ベンキーラン首相は、14日ラバトで、モロッコを公式訪問中の国際協力機構(JICA)の田中明彦理事長と会談した。
この会談では、特に2005年のムハンマド六世国王の日本訪問以降の両国の良質な政治的関係が称賛された、と首相官邸は発表した。
首相は、JICAがモロッコ各地の様々な部門、とりわけ水、電気、インフラ整備で進めている開発プログラムを支援していることを強調した。
また、首相は、モロッコで日本のボランティアが、35の日本関連の施設を通じて、多大な努力を積み重ねており、それがモロッコの安定とモロッコ経済の競争性に対する日本の経済部門の信用を強化していると述べた。
さらに、会談では、両国が第三の友好国、とりわけアフリカとアラブ世界の第三国の利益になる多国間協力を進めていくことについても協議された。
JICA理事長の田中明彦氏は、サラハディーン・メズワール外務協力大臣とも会談し、持続可能で調和のとれた人間開発について、モロッコとの協力を強化する決意を表明した。
田中理事長は、JICAの活動の三つの分野として、競争性の向上、持続可能な発展、社会的・地域的格差の是正に言及した。
「我々はすでにモロッコ国際協力庁と三角プロジェクトをいくつか実施しており、この実績によって今後の数十年間に協力を強化してゆくことができる」と田中理事長は強調した。
理事長は、また、市民の生活の質向上とモロッコ全国レベルの開発の推進を目的としたモロッコとの協力の様々な経験が成功していることに言及した。

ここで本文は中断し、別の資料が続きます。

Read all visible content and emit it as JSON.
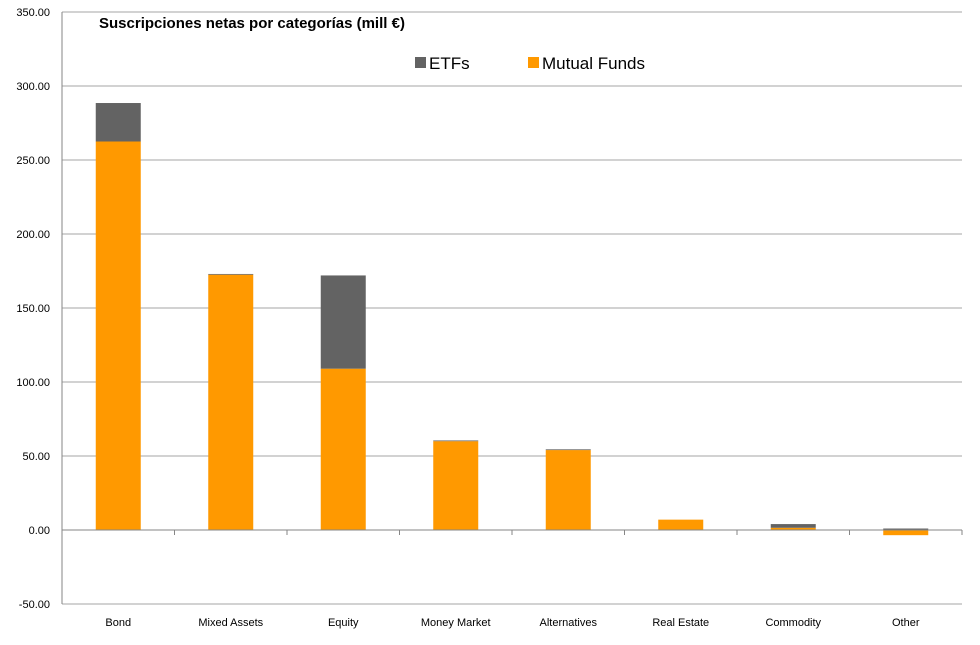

この会談の際、ムハンマド六世陛下から田中理事長に対してアラウィ勲章が授与された。田中理事長は、勲章授与について、「大変栄誉」であると述べ、これは両国間の素晴らしい関係と、モロッコの開発のためのJICAの真摯な努力の賜物であると述べた。
メズワール外相は、JICAは、農業、漁業、保健、職業訓練を含む様々な分野の67のプロジェクトに対し総額25億ディルハムの資金援助を行ったことに言及した。
さらに、アフリカの友好諸国に対するプロジェクト支援に関する協力を深め、共通の経験とこれらの諸国の需要に関する知識を具体化する意思を強調した。
「二国間関係については、人間開発に関するプロジェクトの加速化と多様化をすすめる」と述べ、40年近く継続しているモロッコにおけるJICAの努力に感謝の意を表明した。
JICAは、1974年に開発のための公的援助機関として設立された。以来、JICAは、日本の技術援助を担い、無償資金援助を実施し、基礎的な生活条件の改善(水、教育、保健)、環境保護(砂漠化防止)、経済向上による貧困撲滅(漁業、農業、インフラ整備)をおこなっている。